The various conditions being imposed on Greece and others, and the structures being created, such as the European Financial Stability Fund , are poor substitutes for the kind of support the Fed provided during the U.S. mortgage-backed securities crisis. European leaders know it, but as with so many issues, they prefer to muddle through rather than accept obvious and politically painful choices until compelled. Hopefully, they will change course before it is too late.
Half Full or Half Empty?
Even if the Europeans manage to avoid disaster, the U.S. unemployment rate will not improve much. It will likely remain steady at 9.1 percent or edge up next year. It would be higher but for the fact that many adults have become discouraged and quit looking for work.
The economy must add 13.4 million jobs over the next three years—373,000 each month—to bring unemployment down to 6 percent. Considering continuing layoffs at state and local governments and federal spending cuts, private sector jobs must increase at least 400,000 a month to accomplish that goal.
GDP growth in the range of 4 to 5 percent is needed to get unemployment down to 6 percent over the next several years. The outlook for 2012 indicates growth in the range of 2 or 2.5 percent, and that puts the economy at severe risk to any kind of shock—financial panic in Europe, oil price spike or even a prolonged government shutdown from failed budget negotiations.
Growth is weak and jobs are in jeopardy, because temporary tax cuts, stimulus spending, and easy monetary policy are not enough to address the chronically weak demand holding back economic recovery. Large trade deficits overwhelm the positive effects of Washington’s efforts to jump start the economy.

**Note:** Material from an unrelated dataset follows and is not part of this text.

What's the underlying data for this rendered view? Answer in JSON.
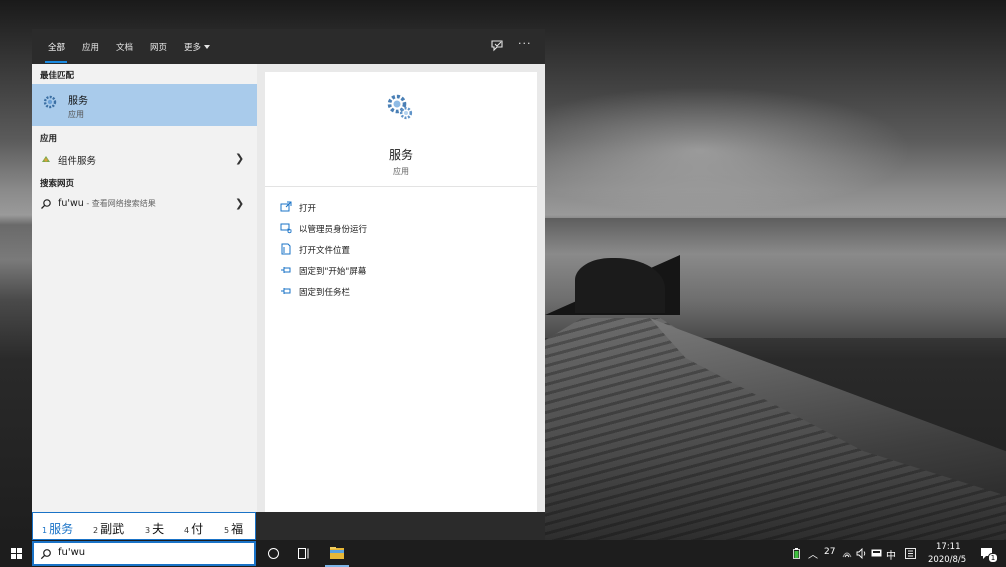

Oil and trade with China account for nearly the entire $550 billion trade deficit, and dollars sent abroad to purchase oil and consumer goods from China that do not return to purchase U.S. exports are lost purchasing power. Consequently, the U.S. economy is expanding at about 2 to 2.5 percent a year instead of the 5 percent pace that is possible after emerging from a deep recession and with such high unemployment.
Without prompt efforts to produce more domestic oil, redress the trade imbalance with China and the rest of Asia, the U.S. economy cannot grow and create enough jobs.
Peter Morici is a professor at the Smith School of Business, University of Maryland, and former Chief Economist at the U.S. International Trade Commission.